# Where might astrometric observations of the Roadster spacecraft be catalogued?

above: (see small red lines near center of image) Tesla Roadster. 18 Feb. 2018, 11:28 UT. The image above comes from the average of ten, 300-seconds exposures, remotely taken with the 16”-f/3.75 robotic unit (“Pearl”) of Tenagra Observatories in Arizona. The Tesla Roadster is marked with two red lines. At the imaging time, the car was about 3.5 millions of km from the Earth, that is 9 lunar distances. The object was at mag. 21.0. Image by Gianluca Masi (The Virtual Telescope Project) and Michael Schwartz (Tenagra Observatories, Ltd). From Virtual Telescope Project.

below: Zoomed in and cropped showing Roadster's image.

This excellent answer from @MikeG shows exactly how to find a list of observations for a minor planet. But I'd like to ask about a list of observations of an artificial object.

Currently the NASA JPL's Horizons site is also providing predicted trajectory of an unusual spacecraft which is referred to as Roadster. It is the cherry-red Tesla Roadster attached to a roughly 3.6 x 8 meter white rocket body in heliocentric orbit, and it has been tracked by many different observatories because of its unique circumstances. (some GIFs in this answer) Roadster's 4.6 minute rotational period was also recently reported.

Currently Horizons is reporting solution #7. They have been updating their solutions regularly as new observations are made and reported because as Roadster recedes from Earth it is rapidly dimming and will soon pass magnitude +20, so each new solution helps for the reacquisition of the object as it dims.

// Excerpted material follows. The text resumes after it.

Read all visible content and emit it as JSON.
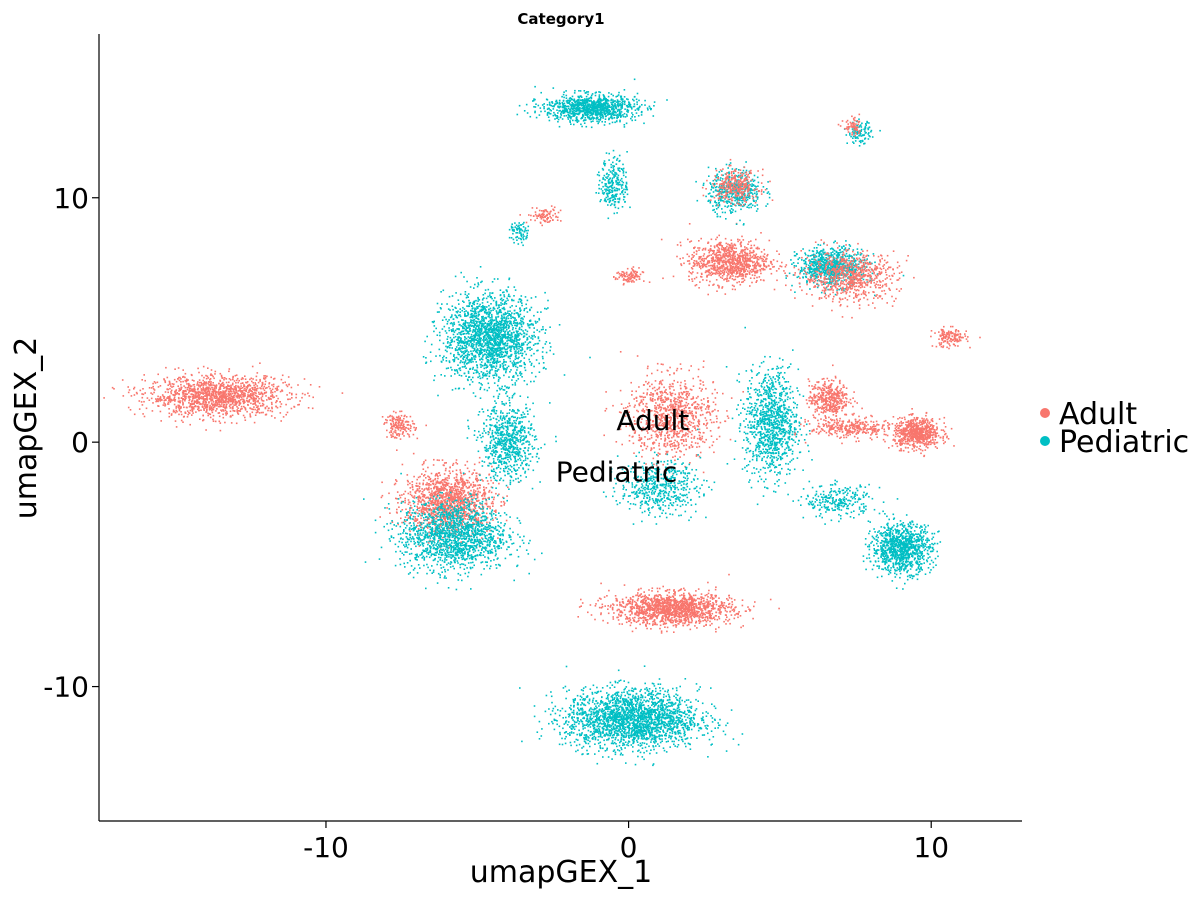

This trajectory is based on JPL solution #7, a fit to 269 ground-based optical astrometric measurements spanning 2018 Feb 8.2 to 13.4.

Would these observations still be catalogued in an astronomical database of observations? Since it's not a natural minor planet, it seems the Minor Planet Center would not be hosting this information, but it seems it should still be made available to astronomers for identification purposes.

But where?

The header of the Horizons output includes this:

*******************************************************************************
Revised: Feb 13, 2018          Tesla Roadster (spacecraft)             -143205
(solution #7)



and this:

TRAJECTORY:
This trajectory is based on JPL solution #7, a fit to 269 ground-based
optical astrometric measurements spanning 2018 Feb 8.2 to 13.4.

Trajectory name                       Start (TDB)          Stop (TDB)
--------------------------------   -----------------   -----------------
tesla_s7                           2018-Feb-07 03:00   2048-Jan-01 00:00


The Minor Planet Center inconspicuously puts this under "Distant Artificial Satellites Observation." DASO Circulars 561-566 have observations of the roadster 2018-017A. It's also on the short list of artificial objects for which MPC can generate ephemerides.

• Jackpot! This is wonderful, exactly what I was looking for. Thanks for the speedy reply.
– uhoh
Feb 18 '18 at 1:24
• these guys would know phys.org/news/2018-02-tesla-shot-space-collide-earth.html Feb 18 '18 at 1:55
• @com.prehensible thanks for the link. Phys.org usually does an excellent job in their write-ups of current papers and preprints, and this is no exception.
– uhoh
Feb 18 '18 at 3:45
• Currently at 336 individual observations, 330 of which are now used in JPL solution #8.
– uhoh
Feb 21 '18 at 22:33
• I've found a mention of observations as late as 19-Mar-2018, but the last documented observation that the Circulars are showing is on 22-Feb-2018. Any idea why there is a disparity?